If you like Burlesque – in its historical form – you might enjoy Hostel Hermannstraße as performed by Ades Zabel and his cross-dressing company at the BKA in Berlin very much. Because those actors revive an old tradition, and they give it a brand new 21st century meaning. It’s fun to watch them turn classical gender roles for men and women upside down, and celebrate the process of doing so with rousing music, ranging from Andrea Berg “Schlager” to “Happy” by Pharrell Williams.

Ades Zabel and his team, performing "Hostel Hermannstraße" (Photo: BKA)

Ades Zabel and his team, performing “Hostel Hermannstraße” (Photo: BKA)

You might remember operetta diva Lydia Thompson and her British Blondes. When she went to America in the 1860s to perform Ixion – a romp set in classical Greece where all the male characters were performed by actresses, and the one female character was performed by a man, Miss Thompson’s husband – she caused a theatrical sensation. Audiences flocked to see this gender-bending way of performing, especially because the ladies on stage were so totally not like “respectable” women were supposed to be. In a time when women’s role in society was seriously being re-defined, the British Blondes showed the world what “power girls” can look and act like – by taking on male parts and showing men an emancipated parody of themselves. The music for Ixion and other burlesque shows was arranged from already existing material, a lot of it by Offenbach. (In contrast, operettas had brand new scores especially composed for the occasion.)

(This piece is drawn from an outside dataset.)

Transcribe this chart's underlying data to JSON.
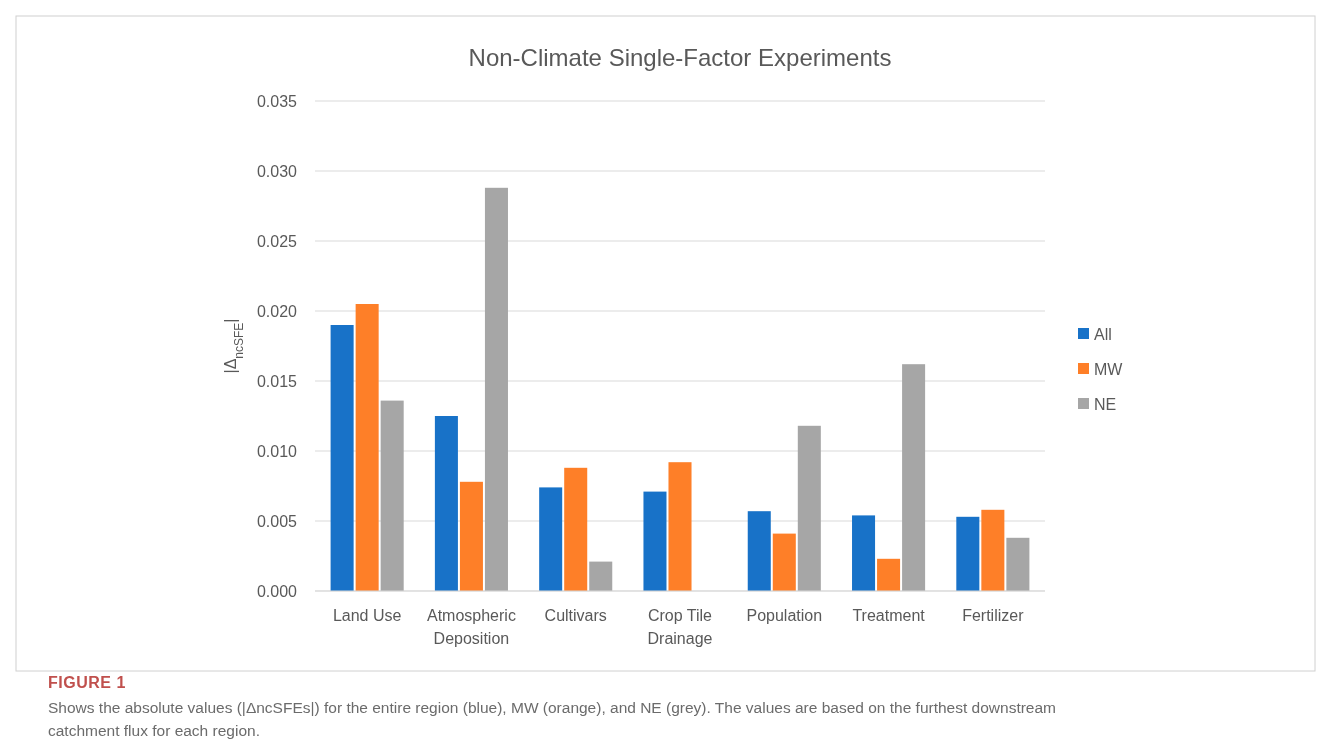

Fast forward 150 years, and you get Biggy von Blond as a modern day “Berlin Blonde.” She is part of Ades Zabel’s troup that performs regularly at the Berliner Kabarett Anstalt (BKA). The latest offering of this all-male group performing a nearly all female character-show is Hostel Hermannstraße. At the center of this modern-day burlesque stands the character of Edith Schröder who turns her apartment building in trendy but trashy Berlin-Neukölln into a hostel – to rip off tourists and make money for her old age.

It’s quite a mad cap show where all sorts of “ladies” have to help get the hostel running. By doing so, they show women in the audience an over-the-top version of how power women today can behave. By always being obviously male actors, the question how men today should behave, is also indirectly adressed. There are no immediate answers, just like Lydia Thompson didn’t have any either. But the questioning is the interesting part.

The performance of the small group is superb. They present the story – in a brilliant and fluid staging by Bernd Mottl – with crazy vigor and slapstick humor. Plus, they relish all the sexual jokes in the story. Also, they sing marvelously, in true burlesque fashion.

One of the highlights of the show is Stefan Kuschner as Muslima “Hatice.” Her solos are spectacular. And what was even more amazing: there were two veiled Turkish ladies sitting next to me who went absolutely bananas when Mr. Kushner performed his belly dance and parodied a typical Turkish woman’s behavior.

It’s great to see that the burlesque tradition is alive and well, and sells out nightly at the BKA. Mottl has already directed various operettas, Madame Pompadour and Bluebeard among them, but sadly never with Ades Zabel & Co. It would be a real step forward if these contemporary burlesquers could cross over onto the operetta stage and show – in the right operetta! – how much gender-bending fun can be had with characters from classical Opera-bouffe and early operetta.